Worse was to come. After all those wasted months, the international community has now been confronted with the announcement by Ariel Sharon and President Bush of new policies which are one-sided and illegal and which will cost yet more Israeli and Palestinian blood. Our dismay at this backward step is heightened by the fact that you yourself seem to have endorsed it, abandoning the principles which for nearly four decades have guided international efforts to restore peace in the Holy Land and which have been the basis for such successes as those efforts have produced.

This abandonment of principle comes at a time when rightly or wrongly we are portrayed throughout the Arab and Muslim world as partners in an illegal and brutal occupation in Iraq.

The conduct of the war in Iraq has made it clear that there was no effective plan for the post-Saddam settlement. All those with experience of the area predicted that the occupation of Iraq by the coalition forces would meet serious and stubborn resistance, as has proved to be the case. To describe the resistance as led by terrorists, fanatics and foreigners is neither convincing nor helpful. Policy must take account of the nature and history of Iraq, the most complex country in the region. However much Iraqis may yearn for a democratic society, the belief that one could now be created by the coalition is naive. This is the view of virtually all independent specialists on the region, both in Britain and in America. We are glad to note that you and the president have welcomed the proposals outlined by Lakhdar Brahimi. We must be ready to provide what support he requests, and to give authority to the UN to work with the Iraqis themselves, including those who are now actively resisting the occupation, to clear up the mess.
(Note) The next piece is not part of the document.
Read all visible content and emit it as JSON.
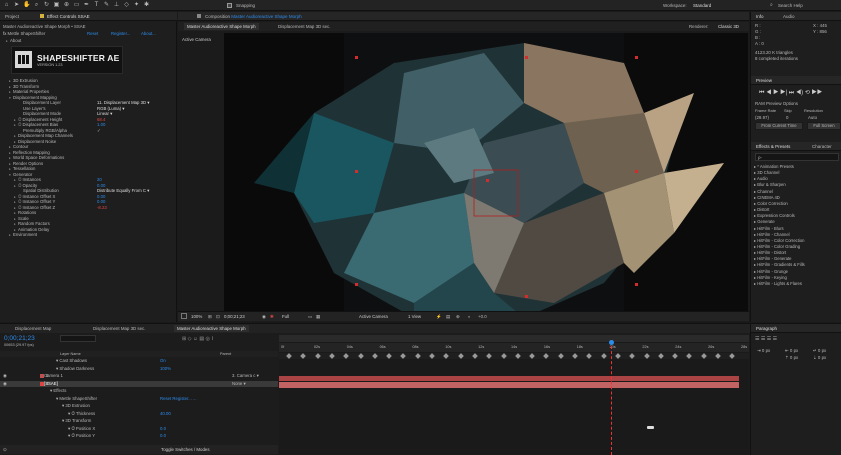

The military actions of the coalition forces must be guided by political objectives and by the requirements of the Iraq theatre itself, not by criteria remote from them. It is not good enough to say that the use of force is a matter for local commanders. Heavy weapons unsuited to the task in hand, inflammatory language, the current confrontations in Najaf and Falluja, all these have built up rather than isolated the opposition. The Iraqis killed by coalition forces probably total 10-15,000 (it is a disgrace that the coalition forces themselves appear to have no estimate), and the number killed in the last month in Falluja alone is apparently several hundred including many civilian men, women and children. Phrases such as "We mourn each loss of life. We salute them, and their families for their bravery and their sacrifice," apparently referring only to those who have died on the coalition side, are not well judged to moderate the passions these killings arouse.

We share your view that the British government has an interest in working as closely as possible with the US on both these related issues, and in exerting real influence as a loyal ally. We believe that the need for such influence is now a matter of the highest urgency. If that is unacceptable or unwelcome there is no case for supporting policies which are doomed to failure.

Yours faithfully,

Sir Graham Boyce (ambassador to Egypt 1999-2001); Sir Terence Clark (ambassador to Iraq 1985-89); Francis Cornish (ambassador to Israel 1998-2001); Sir James Craig (ambassador to Saudi Arabia 1979-84); Ivor Lucas (ambassador to Syria 1982-84); Richard Muir (ambassador to Kuwait 1999-2002); Sir Crispin Tickell (British permanent representative to the UN 1987-90); Sir Harold (Hooky) Walker (ambassador to Iraq 1990-91), and 44 others

[Full list of signatories: Brian Barder; Paul Bergne; John Birch; David Blatherwick; Graham Boyce; Julian Bullard; Juliet Campbell; Bryan Cartledge; Terence Clark; David Colvin; Francis Cornish; James Craig; Brian Crowe; Basil Eastwood; Stephen Egerton; William Fullerton; Dick Fyjis-Walker; Marrack Goulding; John Graham; Andrew Green; Vic Henderson; Peter Hinchcliffe; Brian Hitch; Archie Lamb; David Logan; Christopher Long; Ivor Lucas; Ian McCluney; Maureen MacGlashan; Philip McLean; Christopher MacRae; Oliver Miles; Martin Morland; Keith Morris; Richard Muir; Alan Munro; Stephen Nash; Robin O'Neill; Andrew Palmer; Bill Quantrill; David Ratford; Tom Richardson; Andrew Stuart; David Tatham; Crispin Tickell; Derek Tonkin; Charles Treadwell; Hugh Tunnell; Jeremy Varcoe; Hooky Walker; Michael Weir; Alan White.]